Although elderly patients still received fewer coronary revascularizations than younger patients, it is notable that almost half of all patients with ST-elevation myocardial infarction over the age of 85 received percutaneous coronary intervention, and compliance with the drug therapy in this group

The Italian Elderly Acute Coronary Syndromes Study suggests that elderly patients with elevated troponin benefit from an early invasive approach.

Data from the same trial, when combined with registry data, suggested that coronary revascularization in elderly women was associated with lower 1-year mortality compared with an early conservative approach, without an increase in severe bleeding.

The results of the After Eighty study support the use of an invasive strategy in patients at least 80 years of age. Even in nonagenarians and centenarians with acute coronary syndromes, there is evidence that compliance with the therapies recommended by the guidelines is associated with a decrease in mortality.

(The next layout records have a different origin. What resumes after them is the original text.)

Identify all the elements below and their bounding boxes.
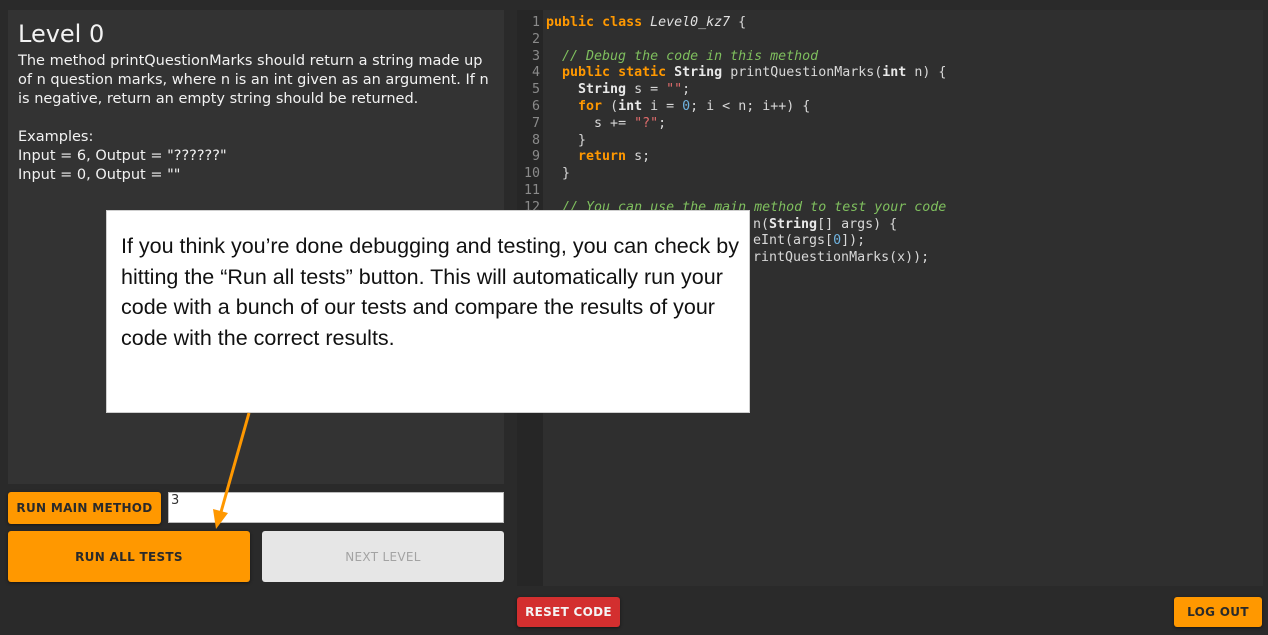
line-number: 4 <box>531 65 540 81</box>
code-text: eInt(args[ <box>753 233 834 249</box>
code-line[interactable]: 10 } <box>517 166 570 183</box>
run-all-tests-button[interactable]: RUN ALL TESTS <box>8 531 250 582</box>
code-line[interactable]: 6 for (int i = 0; i < n; i++) { <box>517 99 810 116</box>
type-name: int <box>618 99 643 114</box>
problem-description: The method printQuestionMarks should ret… <box>18 52 498 185</box>
description-text: The method printQuestionMarks should ret… <box>18 53 494 107</box>
type-name: String <box>578 82 627 98</box>
string-literal: "" <box>666 82 683 98</box>
code-text: ; i < n; i++) { <box>690 99 811 114</box>
reset-code-button[interactable]: RESET CODE <box>517 597 620 627</box>
keyword: public <box>546 15 595 30</box>
log-out-button[interactable]: LOG OUT <box>1174 597 1262 627</box>
code-line[interactable]: 9 return s; <box>517 149 650 166</box>
keyword: class <box>602 15 643 30</box>
number-literal: 0 <box>833 233 842 249</box>
line-number: 10 <box>523 166 540 182</box>
number-literal: 0 <box>682 99 691 114</box>
main-args-input[interactable] <box>168 492 504 523</box>
line-number: 1 <box>531 15 540 30</box>
example-2: Input = 0, Output = "" <box>18 167 181 183</box>
line-number: 2 <box>531 31 540 47</box>
code-text: s = <box>626 82 667 98</box>
code-text: s += <box>594 115 635 131</box>
code-line[interactable]: 3 // Debug the code in this method <box>517 49 818 66</box>
line-number: 5 <box>531 82 540 98</box>
code-text: [] args) { <box>817 216 898 232</box>
type-name: String <box>769 216 818 232</box>
code-line[interactable]: eInt(args[0]); <box>753 233 865 250</box>
code-text: printQuestionMarks( <box>722 65 883 81</box>
line-number: 8 <box>531 132 540 148</box>
line-number: 6 <box>531 99 540 114</box>
code-text: ; <box>682 82 691 98</box>
code-text: ]); <box>841 233 866 249</box>
class-name: Level0_kz7 <box>650 15 731 30</box>
code-line[interactable]: n(String[] args) { <box>753 217 897 234</box>
code-line[interactable]: 11 <box>517 183 546 200</box>
line-number: 7 <box>531 115 540 131</box>
run-main-method-button[interactable]: RUN MAIN METHOD <box>8 492 161 524</box>
code-text: } <box>578 132 587 148</box>
examples-heading: Examples: <box>18 129 94 145</box>
level-title: Level 0 <box>18 20 105 48</box>
code-line[interactable]: rintQuestionMarks(x)); <box>753 250 929 267</box>
callout-text: If you think you’re done debugging and t… <box>121 234 739 350</box>
code-line[interactable]: 7 s += "?"; <box>517 116 666 133</box>
next-level-button[interactable]: NEXT LEVEL <box>262 531 504 582</box>
keyword: static <box>618 65 667 81</box>
code-text: ( <box>602 99 619 114</box>
code-text: rintQuestionMarks(x)); <box>753 250 930 266</box>
line-number: 9 <box>531 149 540 165</box>
code-text: ; <box>658 115 667 131</box>
code-text: n) { <box>906 65 947 81</box>
code-text: i = <box>642 99 683 114</box>
code-text: { <box>730 15 747 30</box>
code-text: n( <box>753 216 770 232</box>
code-line[interactable]: 4 public static String printQuestionMark… <box>517 65 946 82</box>
code-line[interactable]: 5 String s = ""; <box>517 82 690 99</box>
code-line[interactable]: 8 } <box>517 133 586 150</box>
type-name: String <box>674 65 723 81</box>
code-line[interactable]: 1 public class Level0_kz7 { <box>517 15 746 32</box>
line-number: 3 <box>531 48 540 64</box>
tutorial-callout: If you think you’re done debugging and t… <box>106 210 750 413</box>
example-1: Input = 6, Output = "??????" <box>18 148 227 164</box>
line-number: 11 <box>523 183 540 198</box>
keyword: return <box>578 149 627 165</box>
type-name: int <box>882 65 907 81</box>
code-text: s; <box>626 149 651 165</box>
string-literal: "?" <box>634 115 659 131</box>
code-comment: // Debug the code in this method <box>562 48 819 64</box>
keyword: public <box>562 65 611 81</box>
code-line[interactable]: 2 <box>517 32 546 49</box>
keyword: for <box>578 99 603 114</box>
code-text: } <box>562 166 571 182</box>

Despite the increased risk of major bleeding in patients older than 75 years, a routine early invasive strategy significantly improved outcomes in elderly patients with acute coronary syndromes.

Registry data suggest that, in the last 15 years, the progressive shift from a conservative approach to a more invasive one in elderly patients may have contributed to a reduction in mortality across the spectrum of acute coronary syndromes, regardless of the age and sex.

Consequently, the absolute benefit of early invasive therapies in the elderly appears to be greater than in younger patients due to their high mortality at baseline.

Pharmacological Considerations

The risk of adverse drug reaction has been reported to increase with the number of drugs taken simultaneously.

With two concurrent medications, there is a 13% risk of an adverse drug interaction, and the risk increases to 38% for four medications and 82% for seven or more medications prescribed simultaneously.

In light of these data, it is crucial to balance the risks of polypharmacy with the benefit of not retaining guideline-directed medications, which have been shown to be beneficial for the elderly.

Age-related decline in organ function, muscle mass, and volume of distribution, and changes in pharmacokinetics require meticulous drug dosage adjustments by the treating physician.

As the risk of bleeding increases with age, dose adjustments are particularly important when it comes to anticoagulant therapies.

Creatinine clearance is preferably calculated using the Cockcroft-Gault equation and should form the basis for renal dose medications rather than serum creatinine level.

Observational data revealed that patients with acute coronary syndromes often receive antithrombotic therapies in excessive doses.

Factors associated with overdosing included older age as well as female gender, kidney failure, low body weight, diabetes mellitus, and congestive heart failure.

Among patients who recently had an acute coronary syndrome, a high-dose statin regimen is known to provide greater protection against death or major cardiovascular events than a low- or moderate-dose statin regimen.